Figure 1. Decision Tree 1 The key features of this decision tree center on Average Goals, Average Assists and if they are righty or lefty with the root node being Average Goals and the class being which country the players are from. By splitting the nodes by information and setting the minsplit to 2, it produced a better tree. The tree showed that Canadians scored the most goals compared to other countries. Click on the image to see the pdf file of the image.

Table 1. Confusion Matrix of Decision Tree 1 A confusion matrix was created for decision tree one with an accuracy of 15%. The results show that it was more successful in predicting for the country of Canada but also confused Canada and the US multiple times.
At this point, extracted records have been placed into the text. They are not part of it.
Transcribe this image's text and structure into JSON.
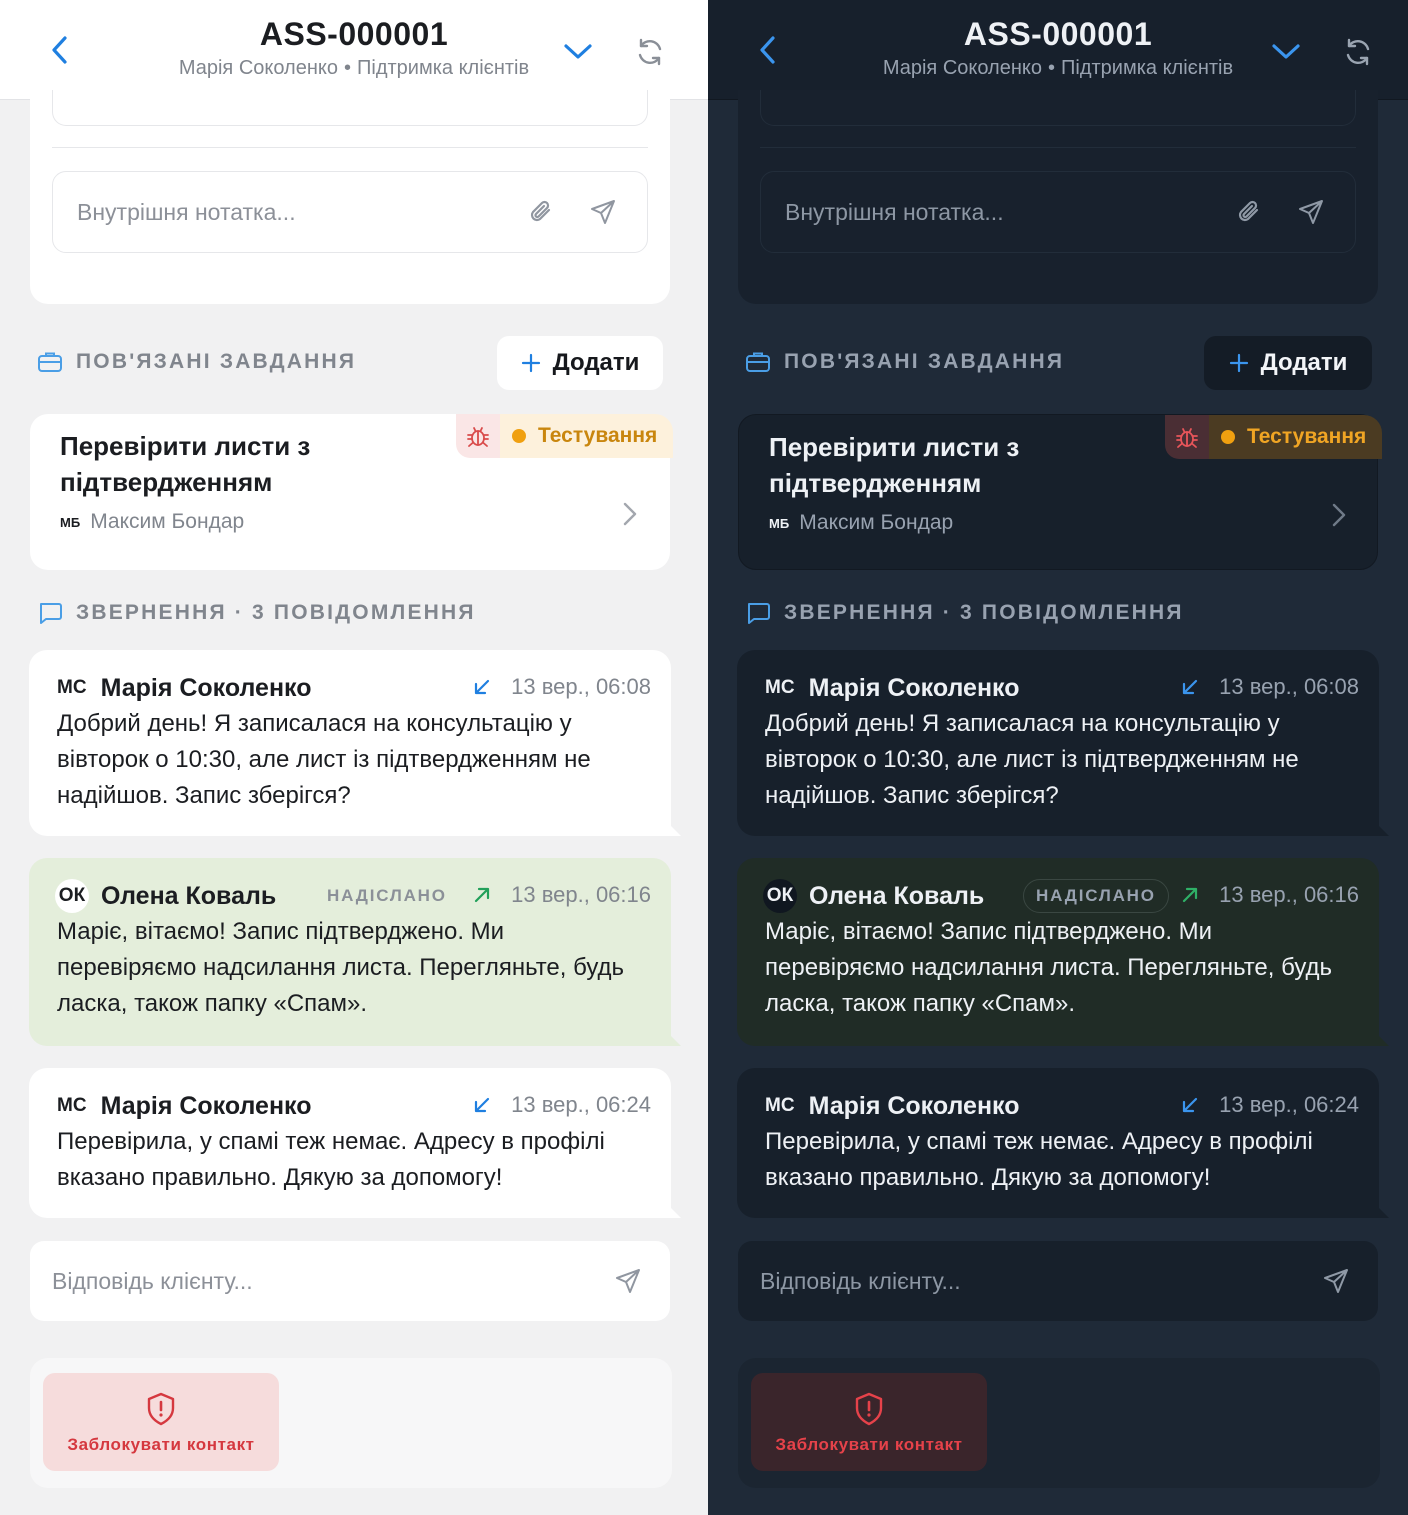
{
  "header": {
    "title": "ASS-000001",
    "customer": "Марія Соколенко",
    "separator": "•",
    "department": "Підтримка клієнтів"
  },
  "note": {
    "placeholder": "Внутрішня нотатка..."
  },
  "tasks_section": {
    "label": "ПОВ'ЯЗАНІ ЗАВДАННЯ",
    "add_label": "Додати",
    "tasks": [
      {
        "title": "Перевірити листи з підтвердженням",
        "status": "Тестування",
        "assignee_initials": "МБ",
        "assignee": "Максим Бондар"
      }
    ]
  },
  "conversation": {
    "label": "ЗВЕРНЕННЯ · 3 ПОВІДОМЛЕННЯ",
    "messages": [
      {
        "initials": "МС",
        "author": "Марія Соколенко",
        "direction": "incoming",
        "time": "13 вер., 06:08",
        "text": "Добрий день! Я записалася на консультацію у вівторок о 10:30, але лист із підтвердженням не надійшов. Запис зберігся?"
      },
      {
        "initials": "ОК",
        "author": "Олена Коваль",
        "badge": "НАДІСЛАНО",
        "direction": "outgoing",
        "time": "13 вер., 06:16",
        "text": "Маріє, вітаємо! Запис підтверджено. Ми перевіряємо надсилання листа. Перегляньте, будь ласка, також папку «Спам»."
      },
      {
        "initials": "МС",
        "author": "Марія Соколенко",
        "direction": "incoming",
        "time": "13 вер., 06:24",
        "text": "Перевірила, у спамі теж немає. Адресу в профілі вказано правильно. Дякую за допомогу!"
      }
    ]
  },
  "reply": {
    "placeholder": "Відповідь клієнту..."
  },
  "block": {
    "label": "Заблокувати контакт"
  },
  "colors": {
    "accent_blue": "#1f7fe0",
    "incoming_arrow": "#1f7fe0",
    "outgoing_arrow": "#22a05a",
    "status_dot": "#f0a010",
    "danger": "#d5383f"
  },
  "themes": [
    "light",
    "dark"
  ]
}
Figure 2. Decision Tree 2 The key features of this decision tree center on estimated salary for each country the players are from. By splitting the nodes by information and setting the minsplit to 2, it produced a better tree. This tree showed that there were more people from countries other than Canada who had higher estimated earnings. This might be because there is a higher percentage of Canadians in the NHL and thus there is a more likely chance of them being payed less than the foreign players because foreign players need to be the best of their respected country to play in the NHL. Click on the image to see the pdf file of the image.

Table 2. Confusion Matrix of Decision Tree 2 A confusion matrix was created for decision tree two shows an accuracy of 23%. The results show that it was more successful in predicting for the country of Canada, additionally European players would most likely be matched with other European countries.


Figure 3. Decision Tree 3 The key features of this decision tree center on average goals, average assists and estimated salary for each team the players are on with the root node being estimated earnings. By splitting the nodes by information and setting the minsplit to 2, it produced a better tree. The tree showed that players in larger cities such as New York, Las Vegas and Seattle have higher estimated earnings then those is smaller city teams. This might indicate hat larger cities might have more leeway to spend money close to the cap limit compared to smaller city teams due to the higher potential fan base supporting this higher spending. Click on the image to see the pdf file of the image.

Table 3. Confusion Matrix of Decision Tree 3 A confusion matrix was created for decision tree three with an accuracy of 8%. The results were not accurate for the model and this might be due to the large number of teams with very little separating each team. This would not allow for an accurate model with the limited data available.

The decision trees show that Canadians have a stronger presence in the league and dominate the stats such as goals and salary except for a few high payed international players. NHL teams have little to differentiate themselves by in terms of goals and assists but larger cities appear more likely to pay a higher estimated salary based off of their players earnings.